Havia também a possibilidade de fazer uma blitz junto com as forças paquistanesas. Mas teriam de avisá-los com antecedência, aumentando o risco que a operação vazasse e Bin Laden conseguisse escapar. Isto não significa que o Paquistão não tenha colaborado. No momento exato, apenas os americanos sabiam da operação.

Obama fez várias reuniões secretas e pediu algum tempo para decidir. Finalmente, deu a ordem para o assalto, preferindo-o ao bombardeio.
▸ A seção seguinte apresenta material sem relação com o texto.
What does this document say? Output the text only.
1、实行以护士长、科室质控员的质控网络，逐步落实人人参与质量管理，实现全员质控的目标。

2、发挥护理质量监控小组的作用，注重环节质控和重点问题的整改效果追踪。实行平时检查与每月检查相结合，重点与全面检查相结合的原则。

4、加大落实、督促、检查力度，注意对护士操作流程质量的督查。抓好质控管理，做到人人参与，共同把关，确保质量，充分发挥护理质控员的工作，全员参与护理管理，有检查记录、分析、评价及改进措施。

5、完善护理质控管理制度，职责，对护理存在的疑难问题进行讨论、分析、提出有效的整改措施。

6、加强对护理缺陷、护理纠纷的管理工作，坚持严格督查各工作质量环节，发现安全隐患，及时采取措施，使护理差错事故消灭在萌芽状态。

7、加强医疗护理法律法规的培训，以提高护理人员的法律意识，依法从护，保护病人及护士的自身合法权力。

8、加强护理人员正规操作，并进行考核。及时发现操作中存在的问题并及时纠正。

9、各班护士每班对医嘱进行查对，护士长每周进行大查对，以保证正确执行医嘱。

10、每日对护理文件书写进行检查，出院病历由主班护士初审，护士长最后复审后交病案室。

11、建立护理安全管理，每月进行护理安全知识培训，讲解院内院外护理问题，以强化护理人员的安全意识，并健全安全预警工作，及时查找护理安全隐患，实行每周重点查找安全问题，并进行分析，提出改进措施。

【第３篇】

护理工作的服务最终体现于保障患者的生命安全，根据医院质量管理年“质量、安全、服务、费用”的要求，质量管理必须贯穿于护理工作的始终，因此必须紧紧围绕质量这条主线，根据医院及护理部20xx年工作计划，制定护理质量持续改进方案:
Montou uma sala de situação e mudou a rotina da Casa Branca para que visitantes não percebessem que alguma coisa se passava.

O assalto foi programado para o sábado mas a noite estava nublada. Optou-se pela noite de domingo e os quatro helicópteros partiram de Jalalabad, no lado do Afeganistão, perto da fronteira. No mapa que encontrei no Google, mencionei o aeroporto de Abbuttabad como uma possibilidade de recuo. Mas foi um erro. Dentro do espírito de não comunicar aos paquistaneses, o aeroporto era inútil. Na verdade, o grande problema dos helicópteros era serem confundido pelos paquistaneses e bombardeados como se fossem parte de força inimiga.

Soldados paquistaneses montam guarda na casa de Bin Laden.(AP)

Na sala de situação, com grande estoque da batata frita e soda, Obama e seus assessores acompanharam a operação, desde o momento em que os helicópteros decolaram em Jalalabad. Segundo os assessores, cada minuto parecia um ano. Até que a frase Gerônimo morto em ação foi transmitida. Era o fim da operação, com sucesso total.